The bill was sent to the desk of Utah Gov. Spencer Cox (R) this week where it awaits his signature. Since hospitals and universities generally default to federal regulations, it’s unclear how the bill would pan out as psilocybin and MDMA remain schedule I drugs under the Controlled Substances Act (CSA).

“The bill is proposing, really, an alternate pathway, ” Rep. Raymond Ward (R) said before the House vote this month. “That’s why I say it’s a philosophical question. Do you think that these medicines really only should always just go through this one pathway, the FDA first and then be allowed to be used? Or do you think there should be any other alternate pathway whereby a patient might be given these medications in a controlled setting from some of our best physicians, but where we really do not yet have all of the data that we normally would have before we gave them to patients?”

Per the bill, psilocybin and MDMA would be administered by a privately owned, non-profit health care system with at least 15 licensed hospitals, or as part of medical programs operated by higher level institutions of learning.

“A healthcare system may develop a behavioral health treatment program that includes a treatment” with psilocybin and MDMA that it “determines is supported by a broad collection of scientific and medical research,” the bill reads.

The bill would amend Laws of Utah 2023, Chapter 303, and enact 58-37-3.5, Utah Code Annotated 1953. Utah voters approved medical cannabis in 2018, and the state is well on its way towards amending laws surrounding psychedelics for therapeutic purposes.

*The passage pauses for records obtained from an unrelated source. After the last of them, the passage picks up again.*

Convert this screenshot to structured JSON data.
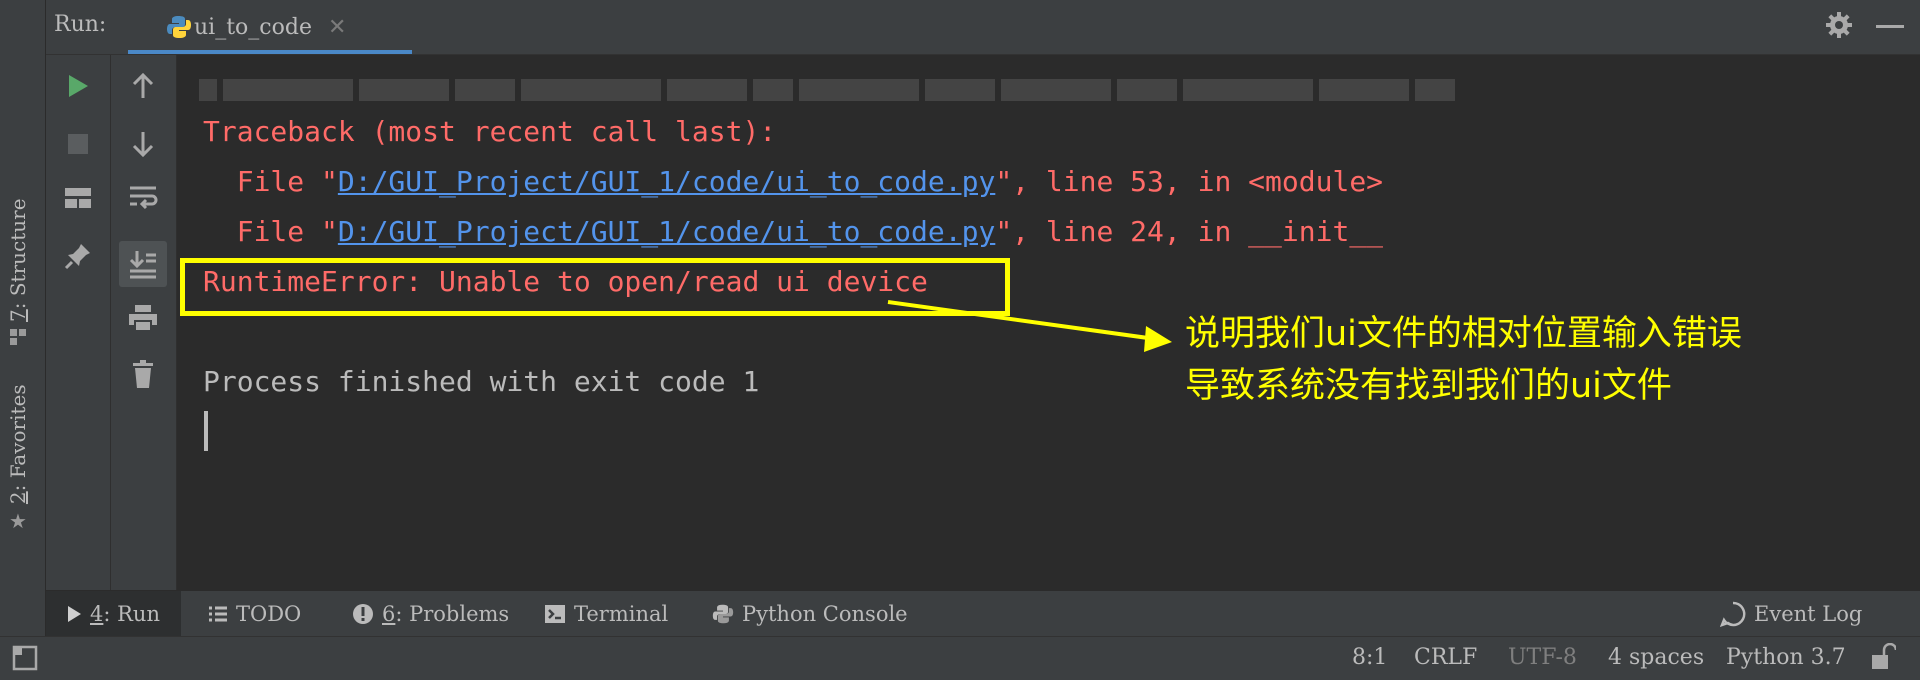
{
  "header": {
    "run_label": "Run:",
    "tab_title": "ui_to_code",
    "tab_close": "✕"
  },
  "left_strip": {
    "structure_num": "7",
    "structure_text": ": Structure",
    "favorites_num": "2",
    "favorites_text": ": Favorites"
  },
  "console": {
    "traceback": "Traceback (most recent call last):",
    "file1_prefix": "  File \"",
    "file1_path": "D:/GUI_Project/GUI_1/code/ui_to_code.py",
    "file1_suffix": "\", line 53, in <module>",
    "file2_prefix": "  File \"",
    "file2_path": "D:/GUI_Project/GUI_1/code/ui_to_code.py",
    "file2_suffix": "\", line 24, in __init__",
    "error": "RuntimeError: Unable to open/read ui device",
    "process": "Process finished with exit code 1"
  },
  "annotation": {
    "line1": "说明我们ui文件的相对位置输入错误",
    "line2": "导致系统没有找到我们的ui文件"
  },
  "bottom_tabs": {
    "run_num": "4",
    "run_text": ": Run",
    "todo": "TODO",
    "problems_num": "6",
    "problems_text": ": Problems",
    "terminal": "Terminal",
    "python_console": "Python Console",
    "event_log": "Event Log"
  },
  "status": {
    "position": "8:1",
    "line_sep": "CRLF",
    "encoding": "UTF-8",
    "indent": "4 spaces",
    "interpreter": "Python 3.7"
  },
  "colors": {
    "accent": "#4a88c7",
    "error": "#ff6b68",
    "link": "#5394ec",
    "highlight": "#ffff00",
    "run_green": "#59a869"
  }
}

Any hospital that participates in the psychedelics therapy pilot program would need to submit a report to the Utah Legislature by July 1, 2026, detailing which drugs are being utilized, the outcomes of patients in treating their conditions, and any potential side effects.

If passed, the bill would take effect on May 1, 2024 and sunset after three years.

Two years ago, Gov. Spencer Cox (R) signed into law a bill that created a task force to study and make recommendations on the therapeutic potential of psychedelic drugs and possible regulations for their lawful use.

Rep. Brady Brammer (R), who sponsored the previously enacted psychedelics task force legislation, House Bill 167, said psychedelics represent “one of the few areas of research where we see that there are curative possibilities for mental health, particularly related to PTSD and treatment-resistant depression.”

“This is another tool in our toolbox,” he said. “We’ve done the task force. They’ve come back with their reports. And now we have this clinical trial of sorts that allows for some of the patients to get it under significant observation with the appropriate guardrails.”

Mormons on Mushrooms? A Growing Interest in Psilocybin in Utah

Meanwhile, last November in Provo—a city with nearly 90% of residents who are Mormon, or Latter-Day Saints—a mushroom treatment center, called Singularism, opened its doors.

Singularism touted freedom of religion in order to use psilocybin mushrooms but immediately attracted the wrath of the City of Provo, whose officials appeared to state that the center wouldn’t last long.

A longshot bill that would legalize psilocybin mushrooms in Utah was introduced last February. Senate Minority Leader Luz Escamilla, (D-Salt Lake City) unveiled Senate Bill 200 on Feb. 9, a bill that would legalize psilocybin mushrooms for medical use in Utah.

Deseret News reports that SB 200 would set up a program that mirrors the program behind Utah’s medical cannabis market. Utah’s compromise bill, the Utah Medical Cannabis Act, which was passed in 2018 allows patients with a healthcare provider’s verification, to purchase medical cannabis.

The bill would allow Utahns ages 21 and older to receive a psilocybin-assisted treatment directly from a psilocybin therapy provider. Qualifying conditions would include depression or anxiety if the patient has tried at least one other treatment route, PTSD, and people who are receiving hospice care.

Currently in Utah, possession of psilocybin can result in a prison sentence of up to 10 years or a $5,000 in fine. The state has come a long way in terms of cannabis and psychedelic reform, with a Mormon supermajority that has dominated its legislature for decades.